I Always Feel Like Somebody’s Watching Me
Move over LSOs and get out of the way super cookies, there’s a new way to track people’s movement on the internet that works on just about every browser. It’s those cute little favicons that appear just beside that HTTPS verification symbol and in your favourites which are now being used in tandem with other footprints you need to be aware of now.
Ars Technica published a look at the findings of a group of security researchers that reveals how a couple of invisible redirections can allow a site to track billions of individual machines. To make the news even better, those little buggers are not stored in the same place as cookies or your history. The pièce de résistance is the process by which your browser caches these favicons means that even if you are using your browser’s incognito mode you are still able to be tracked, all your history is still intact and the private browsing session will be added to it.
Thanks to many sites having different favicons across the same domain, a couple of quick redirects between you clicking the link or bookmark and the site loading your requested page allows them to link a variety of computer fingerprints, such as your screen resolution, fonts, and software versions to the combination of favicons displayed in those redirects. The article suggests 32 redirections are enough to uniquely identify 4.5 billion different browsers.

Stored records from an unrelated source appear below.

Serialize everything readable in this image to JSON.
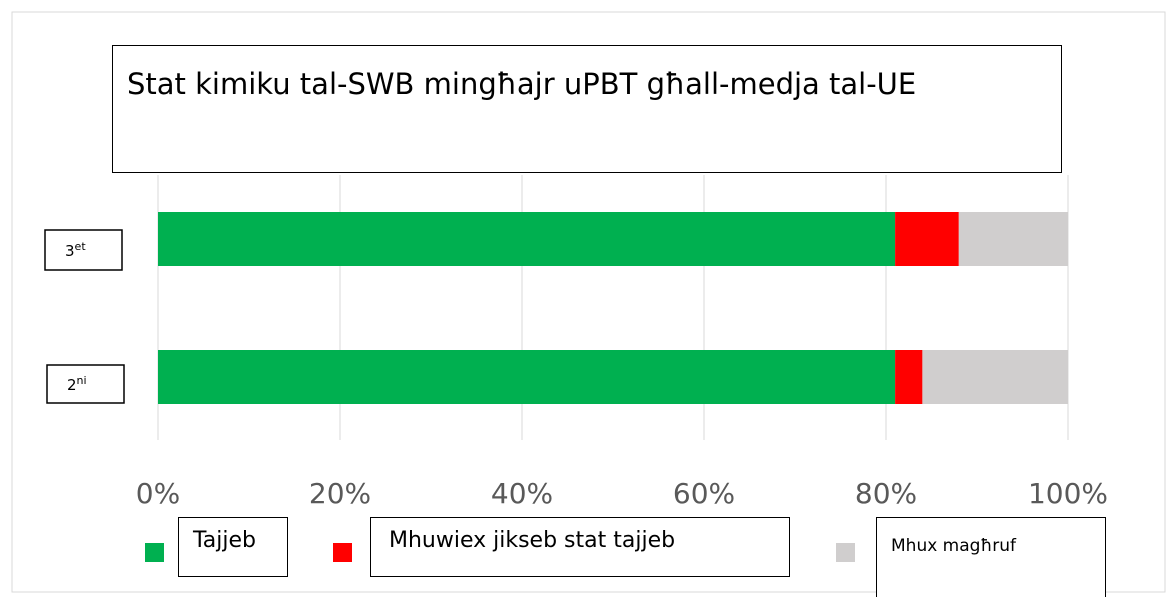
{
  "chart_data": {
    "type": "stacked-bar-horizontal",
    "title": "Stat kimiku tal-SWB mingħajr uPBT għall-medja tal-UE",
    "categories": [
      "3et",
      "2ni"
    ],
    "series": [
      {
        "name": "Tajjeb",
        "color": "#00b050",
        "values": [
          81,
          81
        ]
      },
      {
        "name": "Mhuwiex jikseb stat tajjeb",
        "color": "#ff0000",
        "values": [
          7,
          3
        ]
      },
      {
        "name": "Mhux magħruf",
        "color": "#d0cece",
        "values": [
          12,
          16
        ]
      }
    ],
    "xlim": [
      0,
      100
    ],
    "xticks": [
      {
        "value": 0,
        "label": "0%"
      },
      {
        "value": 20,
        "label": "20%"
      },
      {
        "value": 40,
        "label": "40%"
      },
      {
        "value": 60,
        "label": "60%"
      },
      {
        "value": 80,
        "label": "80%"
      },
      {
        "value": 100,
        "label": "100%"
      }
    ],
    "grid": true
  }
}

At the moment Brave is secure from this tracking technique and Firefox happens to be due to an unpatched bug which breaks the use of favicons in this manner. As to the rest, we can hope for a quick patch to be released soon.
The prospect of Web users being tracked by the sites they visit has prompted several countermeasures over the years, including using Privacy Badger or an alternate anti-tracking extension, enabling private or incognito browsing sessions, or clearing cookies. Now, websites have a new way to defeat all three.